The conference enjoyed much media attention, in part due to recent developments regarding the closing of surrogacy opportunities in India and a Supreme Court petition by two gay couples to ease the legal process of registering the non-biological father as a legal parent. Articles were written (in Hebrew) about the financial burden of international surrogacy (and therefore the importance of the financial assistance fund), the personal story of an American surrogate who helped an Israeli couple, an interview with surrogacy children, and coverage of the conference and the various options presented by the visiting agencies. Haaretz, one of Israel’s leading newspapers, also published a story in English, excerpts of which we include below.

The trials and treasures of Tel Aviv's gay-by boom
By Danna Harman | Feb.18, 2013 |

It's a spring-like Friday morning in mid-February at the Landver Café in Tel Aviv's Gan Meir park, and young couples in trendy sneakers are ordering up cappuccinos, reading the papers, fiddling around on iPads and rearranging the outdoor chairs so as to catch the sun rays of the day. Almost everyone here is simultaneously rocking a stroller, or two, or bouncing a baby, or two, on their laps. And almost every grown-up here is a man.
As Tel Aviv winds down from the work week and heads into Shabbat, this relaxed, baby- friendly gay scene is the new normal, and a clear indication of the baby boom taking place within the gay male community in Israel over the past few years.

…Some say we are all betraying our queer radical roots or trying to 'fit in' with the mainstream," says Ron Poole-Dayan, a gay father of three who is married to a Canadian. "But I say, no. Many of us share the values of the larger community here. And in Israel, family is everything."

This past weekend, at the roomy, four-story gay center in Gan Meir, adjacent to the Landver Café, some 150 members of the community keen to start families, to add on to their existing ones or to learn about the possibilities gathered for Israel's first three-day conference on surrogacy.
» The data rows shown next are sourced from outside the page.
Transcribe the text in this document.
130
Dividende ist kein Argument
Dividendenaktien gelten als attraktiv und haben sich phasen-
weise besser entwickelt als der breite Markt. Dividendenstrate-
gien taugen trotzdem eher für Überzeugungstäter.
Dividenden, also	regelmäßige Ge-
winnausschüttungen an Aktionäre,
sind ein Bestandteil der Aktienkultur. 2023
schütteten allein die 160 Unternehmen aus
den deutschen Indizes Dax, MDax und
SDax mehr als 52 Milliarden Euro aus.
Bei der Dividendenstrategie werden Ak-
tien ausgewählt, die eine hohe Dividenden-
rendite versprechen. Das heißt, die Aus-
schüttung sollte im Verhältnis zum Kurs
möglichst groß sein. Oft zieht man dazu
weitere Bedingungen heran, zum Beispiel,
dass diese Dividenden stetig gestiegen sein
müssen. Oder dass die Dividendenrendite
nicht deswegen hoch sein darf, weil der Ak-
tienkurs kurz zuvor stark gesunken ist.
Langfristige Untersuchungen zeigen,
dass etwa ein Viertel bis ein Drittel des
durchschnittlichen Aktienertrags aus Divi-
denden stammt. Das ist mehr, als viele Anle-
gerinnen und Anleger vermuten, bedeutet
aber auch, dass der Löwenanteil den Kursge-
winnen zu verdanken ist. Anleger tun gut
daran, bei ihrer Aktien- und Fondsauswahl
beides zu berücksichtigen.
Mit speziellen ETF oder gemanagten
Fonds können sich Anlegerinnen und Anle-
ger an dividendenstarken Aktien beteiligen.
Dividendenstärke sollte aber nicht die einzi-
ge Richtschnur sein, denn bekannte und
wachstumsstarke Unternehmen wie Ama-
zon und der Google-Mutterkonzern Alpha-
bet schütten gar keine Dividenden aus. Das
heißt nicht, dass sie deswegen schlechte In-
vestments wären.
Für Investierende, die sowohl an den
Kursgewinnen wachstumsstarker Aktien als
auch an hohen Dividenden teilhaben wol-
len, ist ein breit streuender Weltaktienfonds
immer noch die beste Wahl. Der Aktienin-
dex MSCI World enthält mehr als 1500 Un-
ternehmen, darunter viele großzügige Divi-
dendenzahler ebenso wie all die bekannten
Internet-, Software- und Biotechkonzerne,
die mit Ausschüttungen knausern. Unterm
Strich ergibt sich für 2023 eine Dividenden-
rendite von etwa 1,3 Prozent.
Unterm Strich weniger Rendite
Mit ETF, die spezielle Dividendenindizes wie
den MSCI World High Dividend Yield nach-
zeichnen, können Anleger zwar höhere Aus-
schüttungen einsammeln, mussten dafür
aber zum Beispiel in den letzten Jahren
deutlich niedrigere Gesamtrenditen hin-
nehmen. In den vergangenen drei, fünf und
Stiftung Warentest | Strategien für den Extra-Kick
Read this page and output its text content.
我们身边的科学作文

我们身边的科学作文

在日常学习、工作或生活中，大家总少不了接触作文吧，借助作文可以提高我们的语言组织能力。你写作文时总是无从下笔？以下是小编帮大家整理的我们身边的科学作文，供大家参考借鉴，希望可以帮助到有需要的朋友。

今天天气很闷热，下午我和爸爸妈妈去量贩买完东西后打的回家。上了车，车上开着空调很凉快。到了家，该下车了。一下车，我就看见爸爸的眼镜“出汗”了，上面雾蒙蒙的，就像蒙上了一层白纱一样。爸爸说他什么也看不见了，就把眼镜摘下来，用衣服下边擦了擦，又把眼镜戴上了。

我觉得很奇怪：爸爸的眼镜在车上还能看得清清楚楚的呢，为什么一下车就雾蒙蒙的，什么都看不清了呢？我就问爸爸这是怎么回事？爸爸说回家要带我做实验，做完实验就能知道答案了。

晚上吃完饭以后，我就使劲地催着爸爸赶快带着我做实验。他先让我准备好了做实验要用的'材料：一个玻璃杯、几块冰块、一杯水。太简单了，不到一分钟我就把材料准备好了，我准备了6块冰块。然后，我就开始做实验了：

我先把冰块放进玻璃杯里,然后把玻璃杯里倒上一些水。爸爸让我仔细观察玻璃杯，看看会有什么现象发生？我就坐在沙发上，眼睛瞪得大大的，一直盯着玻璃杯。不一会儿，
The conference, organized jointly by Dayan's New York based support organization "Men Having Babies," and the local Gan Meir gay center, included an expo by representatives of the different surrogacy agencies, discussion groups with medical professionals and psychologists, presentations by financial planners and lawyers -- and a Kabbalat Shabbat, a welcoming of the Sabbath ceremony, for fathers, children and other family members to join in on together.

"When these conferences take place in New York or LA, about the same numbers of people show up," says Yuval Egertt, another father of three, the head of the gay center and a co-host of the event. "Think about it – New York City has about 8 million inhabitants, and in Tel Aviv we have 250,000. That gives you a sense of how much enthusiasm and support there is for the gay community to start families."